Ram Dass (born Richard Alpert ; 6 April 1931) is an American spiritual teacher, former academic and clinical psychologist, and author of the 1971 seminal book Be Here Now. He was known for his personal and professional relationship with Timothy Leary at Harvard University in the early 1960s, for his trip to India and his relationship with Hindu teacher Neem Karoli Baba, and to found the charity organization Seva Foundation and the Hanuman Foundation. He continues to teach through his website.


Video Ram Dass



Youth and education

Richard Alpert was born to a Jewish family in Newton, Massachusetts.
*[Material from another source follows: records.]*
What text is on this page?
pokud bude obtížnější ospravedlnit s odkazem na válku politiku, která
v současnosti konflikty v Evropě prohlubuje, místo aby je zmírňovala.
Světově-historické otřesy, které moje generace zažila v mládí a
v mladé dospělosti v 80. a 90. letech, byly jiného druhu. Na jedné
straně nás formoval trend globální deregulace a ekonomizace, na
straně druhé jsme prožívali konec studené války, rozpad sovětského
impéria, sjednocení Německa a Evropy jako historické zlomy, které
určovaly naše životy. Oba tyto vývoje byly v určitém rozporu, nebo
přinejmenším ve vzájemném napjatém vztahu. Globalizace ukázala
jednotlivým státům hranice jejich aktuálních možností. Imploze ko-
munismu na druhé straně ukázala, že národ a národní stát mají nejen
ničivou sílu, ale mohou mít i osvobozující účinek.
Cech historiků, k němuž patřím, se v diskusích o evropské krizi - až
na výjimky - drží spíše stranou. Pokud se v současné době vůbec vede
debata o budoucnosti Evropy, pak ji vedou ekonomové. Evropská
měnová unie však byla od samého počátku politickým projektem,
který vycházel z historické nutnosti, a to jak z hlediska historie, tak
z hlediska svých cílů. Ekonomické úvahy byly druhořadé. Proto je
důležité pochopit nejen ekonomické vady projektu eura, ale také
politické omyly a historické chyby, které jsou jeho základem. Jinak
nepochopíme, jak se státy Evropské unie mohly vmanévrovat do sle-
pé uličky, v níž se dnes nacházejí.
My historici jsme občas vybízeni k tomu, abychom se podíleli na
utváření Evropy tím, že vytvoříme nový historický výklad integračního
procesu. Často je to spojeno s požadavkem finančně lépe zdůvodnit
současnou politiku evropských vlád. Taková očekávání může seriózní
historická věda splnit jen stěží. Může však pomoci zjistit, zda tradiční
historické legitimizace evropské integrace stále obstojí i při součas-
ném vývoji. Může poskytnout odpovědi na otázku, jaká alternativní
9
His father, George Alpert, is a lawyer in Boston, president of New York, New Haven and Hartford Railroad, co-founder of Brandeis University and Albert Einstein Medical College, and a major fund-raiser for Jewish causes. Although Alpert owns a bar mitzvah, he is "let down by his essential void". He considered himself an atheist and did not embrace any religion during his early life, describing himself as "living with religion." I do not have a single God smell until I take psychedelics. "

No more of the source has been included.